La montre ne comptait pas le temps. Elle le décomptait — ou le recomptait, selon la manière de la lire. Camille remit le boîtier en place et manipula la couronne. Elle tourna une fois, deux fois. Le cadran central bougea d’un cran.
Une seconde disparut.
Pas une seconde *mesurée*. Une seconde *vécue*. Camille sentit le vide dans sa mémoire, une absence minuscule et pourtant tangible, comme un mot oublié au bord des lèvres. Elle savait : quelque part, une heure de sa vie venait de se rétracter, effacée par le simple geste de sa main.
Elle paniqua. Elle chercha quoi que ce soit dans la pièce qui prouvât qu’elle existait encore, que le monde n’avait pas bougé. Le papier peint était le même. La valise, entrouverte sur la chaise, la même. Mais à l’intérieur d’elle-même, une couture venait de se défaire.
Elle cacha la montre.
Sous l’oreiller, d’abord. Puis dans le tiroir de la table de nuit, qu’elle ferma d’un geste brusque. Puis, parce que rien ne lui semblait assez loin, elle la glissa dans la poche intérieure de son manteau, contre sa poitrine, là où le métal battait contre sa propre pulsation.
Respire, Camille.
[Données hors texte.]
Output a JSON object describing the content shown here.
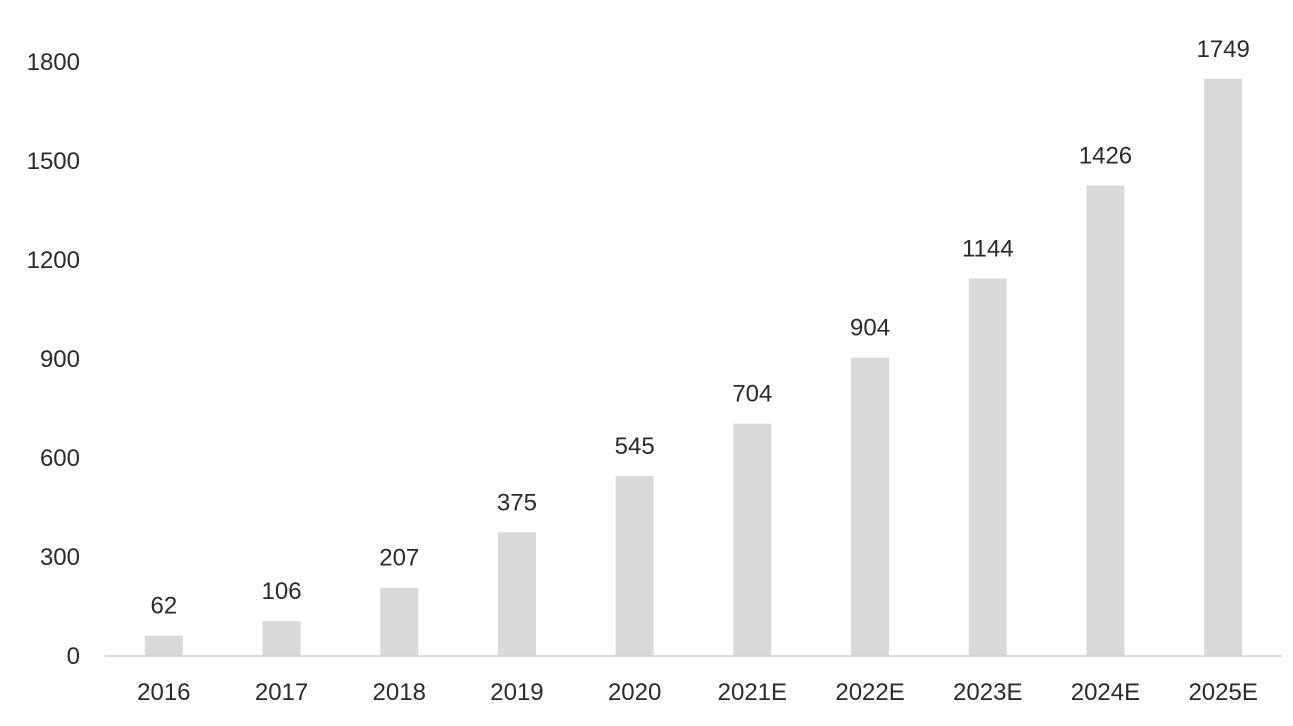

Respire.
Elle ferma les yeux. Les images du train défilèrent — Julian, sa main chaude sur sa joue, ses yeux clairs dans la pénombre du wagon. *« Si tu pouvais remonter le temps… »* avait-il murmuré, la dernière fois, avant que le tunnel ne l’avale.
Ce n’était pas une métaphore.
La montre ne comptait pas la vie de Julian. Elle pouvait la *réécrire*. S’il suffisait de remettre les aiguilles à l’heure exacte de la déraillaient, de la nuit du 14 mars 1955, à une heure quarante-sept du matin, l’instant précis où les freins avaient lâché sur la section 44 — alors peut-être. Peut-être qu’il traverserait le tunnel, que le train passerait, que le corps de Julian ne resterait pas criblé de tôle et de débris.
Mais la seconde disparue — cette seconde volée à sa propre vie — pulsait encore dans son ventre comme une brûlure. Combien de secondes lui faudrait-il pour remonter soixante-huit ans ? Combien de sa propre existence devrait-elle sacrifier pour offrir un futur à un fantôme ?
Elle entendit le cliquetis de l’aiguille des heures. *Tic. Tic. Tic.* Elle essayait de ne pas penser au cadran de droite. Le *IX*. Neuf quoi ? Neuf heures ? Neuf jours ? Ou, plus terrible encore : neuf secondes avant que le réveil s’écroule si elle n’agissait pas ?
Le téléphone vibra sur la table. Sophie. La sonnerie insista, une fois, deux fois, trois fois.
Camille ne répondit pas. Elle restait assise, le manteau serré contre elle, sentant la montre battre comme un second cœur. Elle avait cru que l’affaire était simple : trouver la preuve, laver le nom des Laurent, libérer l’âme de Julian. Mais rien de tout cela n’était simple. Le fantôme n’était pas prisonnier du destin — il était prisonnier de la montre. Et elle, Camille, détenait maintenant la clé de sa prison.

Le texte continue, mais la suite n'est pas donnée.